Hall's essays are once both intimate portraits and learned treatises. He
takes us on a pub crawl through the Welsh countryside with the word-mad
Dylan Thomas; to the Faber & Faber office of T. S. Eliot, who had
discovered more happiness in age than in youth; to a reading where
Robert Frost's public persona hid the truth; to Brooklyn for lunch with
the enigmatic Marianne Moore; and to Italy and for a visit with the
notorious Ezra Pound. By the time Hall met them, each poet was, he
observed, "old enough to have detached from ongoing poetry, to feel
alien to the ambitions of the grandchildren."
Also included are portraits of the poets who taught Hall as a writer:
the unfailingly kind Archibald MacLeish and Yvor Winters, from whom he
learned the most about poetry.
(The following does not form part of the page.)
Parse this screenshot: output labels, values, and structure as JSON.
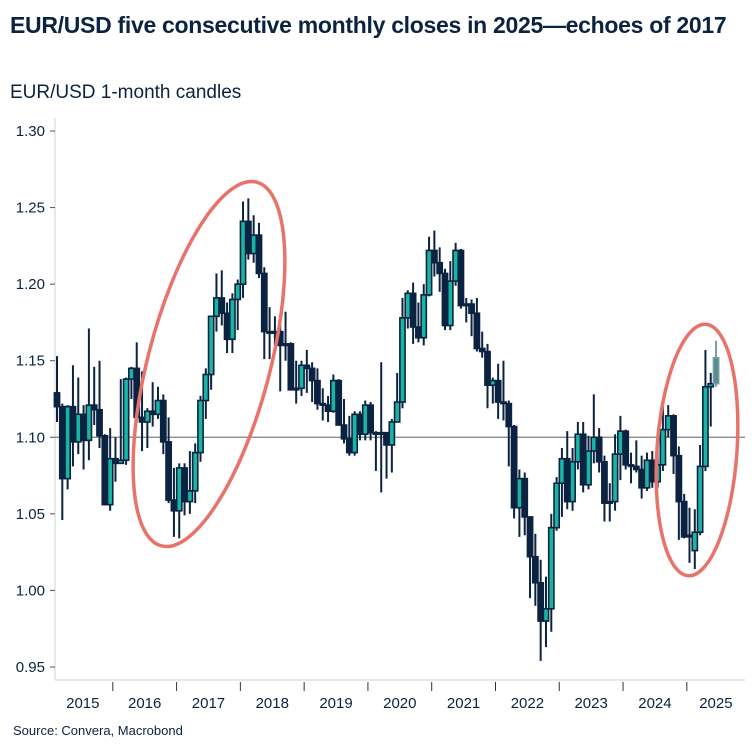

Along the way are observations about many
other poets and the literary cultures that sustained them.
Contents include: "Vanity, Fame, Love, and Robert Frost," "Dylan Thomas
and Public Suicide," "Notes on T. S. Eliot," "Rocks and Whirlpools:
Archibald MacLeish and Yvor Winters," "Marianne Moore: Valiant and
Alien," and "Fragments of Ezra Pound."
For lovers of literature, this is a gorgeous remembrance and likely to
compel an immediate visit to the poetry section of the nearest
bookstore--as Hall writes, "Their presences have been emblems in my
life, and I remember these poets as if I kept them carved in stone."